The classic picture we have of a child victim of sexual abuse in religious institutions is a boy being abused by a Catholic priest. There are a couple of good reasons for that.
The first is that the hierarchy of the Catholic Church has given us a central group of people we can point fingers at for the decades of inaction (or action against victims) in their churches. The victims of Catholic priests have a powerful central authority to deal with, and it’s given them reason to band together and reason for news media to report on their immense struggle to be acknowledged.
The other reason is that, again because the Catholic Church has a central authority, it has made it easier for researchers studying church-facilitated abuse to use the Church as a proxy for religious institutions more generally.
The Catholic Church, however, is unusual. It is extreme both in the degree of organization and in the degree to which it limits the role of girls in the church. This means that stereotypes of child sexual abuse in the church are likely going to be misleading. Not surprisingly, a new study and report has found just that.
Young girls are just as likely as young boys to be sexually abused by a member of the clergy, a new QUT study has shown.
The report, ‘They Did Not Believe Me': Adult Survivors’ Perspectives of Child Sexual Abuse by Personnel in Christian Institutions, is the first of its kind in Australia relying on personal experiences rather than church data.
Dr Jodi Death from QUT’s Crime and Justice Research Centre said the results, published yesterday, contradicted previous studies showing young boys were more likely to be sexually assaulted in the church.
Death recruited survivors of religious sexual assault from among survivor groups and networks. Because the small amount of data we have suggests women tend to seek help for dealing with the aftermath of assault more than men do, this shouldn’t necessarily be taken as The True Picture of who is assaulted. It does, however, suggest that we need to take more care with those stereotypes.
The full report is available as a pdf. It has a wealth of information from survivors. Where possible, those surveyed were also interviewed about their experiences. This technique uncovers aspects of participants’ experiences that researchers might not think to ask about on their own, and that shows in this report. If you read it, you’ll find information on how offenders managed access to the children, how they groomed them, how the victims finally stopped the abuse (yes, most of the abuse stopped because of actions taken by children).

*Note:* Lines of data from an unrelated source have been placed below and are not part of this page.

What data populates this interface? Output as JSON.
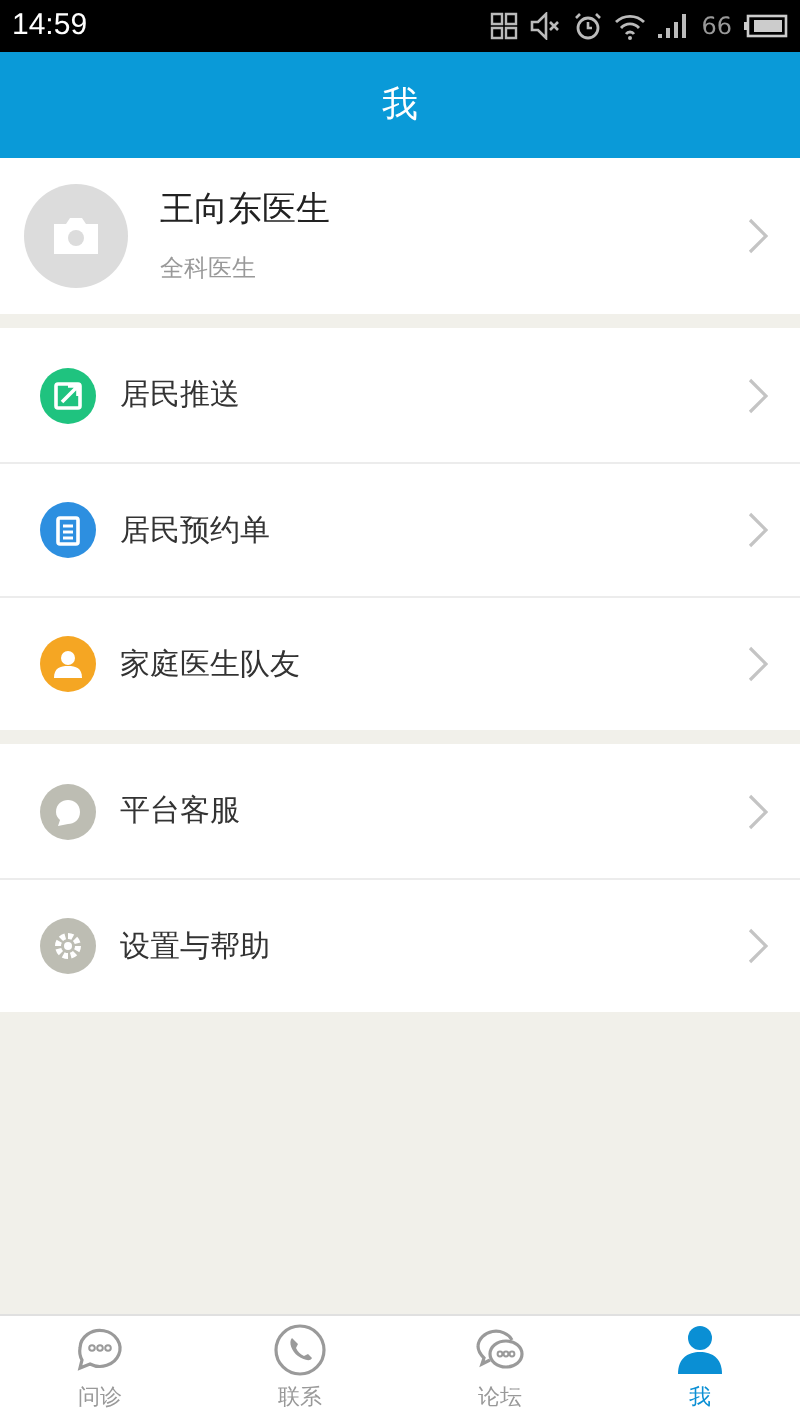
{
  "status_bar": {
    "time": "14:59",
    "battery": "66"
  },
  "header": {
    "title": "我"
  },
  "profile": {
    "name": "王向东医生",
    "role": "全科医生"
  },
  "menu_groups": [
    {
      "items": [
        {
          "kind": "push",
          "label": "居民推送",
          "color": "#1fc37f"
        },
        {
          "kind": "appointment",
          "label": "居民预约单",
          "color": "#2d8fe0"
        },
        {
          "kind": "team",
          "label": "家庭医生队友",
          "color": "#f5a623"
        }
      ]
    },
    {
      "items": [
        {
          "kind": "service",
          "label": "平台客服",
          "color": "#bdbdb3"
        },
        {
          "kind": "settings",
          "label": "设置与帮助",
          "color": "#bdbdb3"
        }
      ]
    }
  ],
  "tabs": [
    {
      "kind": "chat",
      "label": "问诊",
      "selected": false
    },
    {
      "kind": "phone",
      "label": "联系",
      "selected": false
    },
    {
      "kind": "forum",
      "label": "论坛",
      "selected": false
    },
    {
      "kind": "me",
      "label": "我",
      "selected": true
    }
  ]
}
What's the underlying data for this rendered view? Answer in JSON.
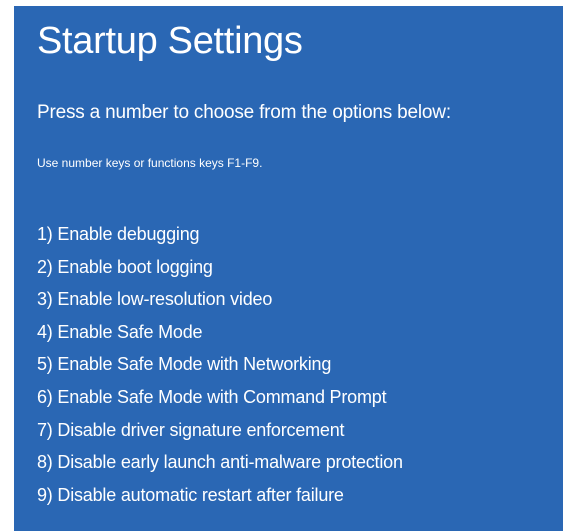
{
  "title": "Startup Settings",
  "prompt": "Press a number to choose from the options below:",
  "hint": "Use number keys or functions keys F1-F9.",
  "options": [
    "1) Enable debugging",
    "2) Enable boot logging",
    "3) Enable low-resolution video",
    "4) Enable Safe Mode",
    "5) Enable Safe Mode with Networking",
    "6) Enable Safe Mode with Command Prompt",
    "7) Disable driver signature enforcement",
    "8) Disable early launch anti-malware protection",
    "9) Disable automatic restart after failure"
  ],
  "colors": {
    "background": "#2a67b4",
    "text": "#ffffff"
  }
}
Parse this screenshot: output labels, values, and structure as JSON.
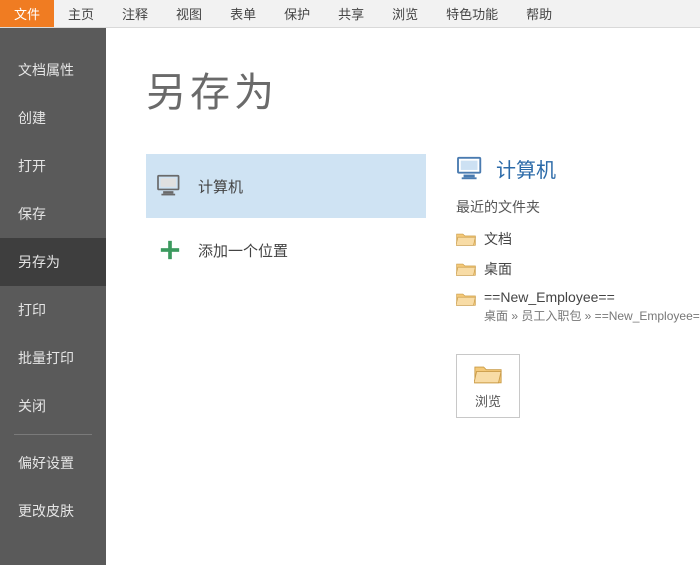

If you want to understand child sexual abuse in (generally Christian) religious institutions, I recommend reading this report. Although it’s Australian, the nature of religious institutions and their relationship to believers is such that these findings should be broadly applicable to the U.S. as well.As painful as the subject is, this report is good to see. Though much of the results tell us that abuse looks very similar whether it’s inside our outside religious institutions, we need to know that to understand how to tackle the problem. Stereotypes aren’t going to cut it.